Friday, June 17, 2005

What Senator Dick Durbin said

What Senator Dick Durbin said about "Git'mo" in the Senate:

When you read some of the graphic descriptions of what has occurred here -- I almost hesitate to put them in the record, and yet they have to be added to this debate. Let me read to you what one FBI agent saw. And I quote from his report:

"On a couple of occasions, I entered interview rooms to find a detainee chained hand and foot in a fetal position to the floor, with no chair, food or water. Most times they urinated or defecated on themselves, and had been left there for 18-24 hours or more. On one occasion, the air conditioning had been turned down so far and the temperature was so cold in the room, that the barefooted detainee was shaking with cold....On another occasion, the [air conditioner] had been turned off, making the temperature in the unventilated room well over 100 degrees. The detainee was almost unconscious on the floor, with a pile of hair next to him. He had apparently been literally pulling his hair out throughout the night. On another occasion, not only was the temperature unbearably hot, but extremely loud rap music was being played in the room, and had been since the day before, with the detainee chained hand and foot in the fetal position on the tile floor."

If I read this to you and did not tell you that it was an FBI agent describing what Americans had done to prisoners in their control, you would most certainly believe this must have been done by Nazis, Soviets in their gulags, or some mad regime -- Pol Pot or others -- that had no concern for human beings. Sadly, that is not the case. This was the action of Americans in the treatment of their prisoners.

It's pretty hard for this ole boy to find anything to object to in Senator Durbin's remarks. Seems to me that he's warning all of us that we've gotten off the track down there in Guantanamo, that we're not behaving like we want to behave. Same with the earlier photos and reports from Abu Ghraib, in Iraq.

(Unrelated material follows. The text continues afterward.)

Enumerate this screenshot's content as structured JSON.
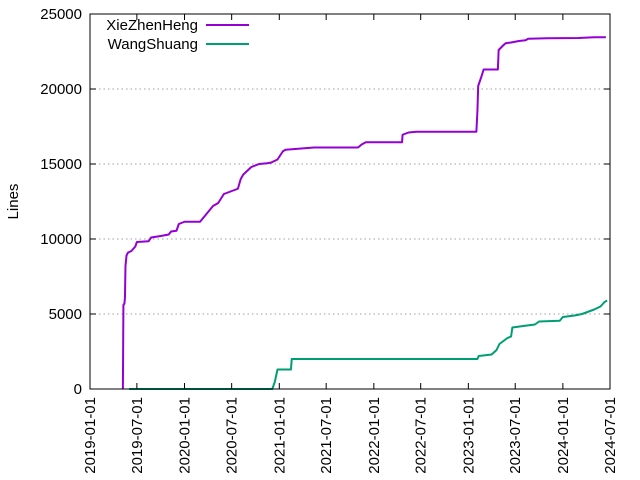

Who, really, is going to defend that appalling "Christmas Tree" photo? Certainly not Donald Rumsfeld. He was appalled and said so. We may wonder why Mr. Rumsfeld was so inattentive to activities that are essentially under his ultimate command, but he did, finally, reject them.

So we all ought to wonder just what it is that drives the right-wing pundits to attack Sen. Durbin, to suggest that he's a traitor for making the above remarks. The basic idea that all dissent is treasonous, which gets a lot of play whenever things are going wrong, needs to be studied, observed, and rejected for what it is--a smokescreen, a projection. It is the policies that are wrong, not the objections. Torturing people is wrong, and we already know that. It's wrong for any number of reasons, some of which are essentially selfish. But we know it's wrong just in itself, just as we know that some of the people held in "Git'mo" are probably innocent of anything other than being in the "wrong place at the wrong time."

As a democracy, we are all responsible for the actions taken in our name. America runs the prison in Guantanamo. It's our Army who staffs the place. Senator Durbin does all of us a service when he points out something our own FBI has reported--that prisoners are being tortured there. To argue about the exact definition of "torture" is quibbling. No one would seriously deny that the descriptions in his remarks above are descriptions of torture. That even worse things can be done to humans by other humans is not the question. Torture is not just the very worst thing we humans can think up to do. We already know that all too well. (Mr. Limbaugh once compared the pictures at Abu Ghraib to fraternity pranks--if so, that should explain why universities around the US frequently ban specific fraternities from campus, and why all universities have rules against "hazing.")

America, at it's most basic level, at least aims to build a world where people are not tortured. At least that. Surely we can all still agree on this much. Surely this agreement actually "supports our troops" and supports some grounding from which civilized dialog can eventually grow again amongst all of us. We share the lifeboat, after all.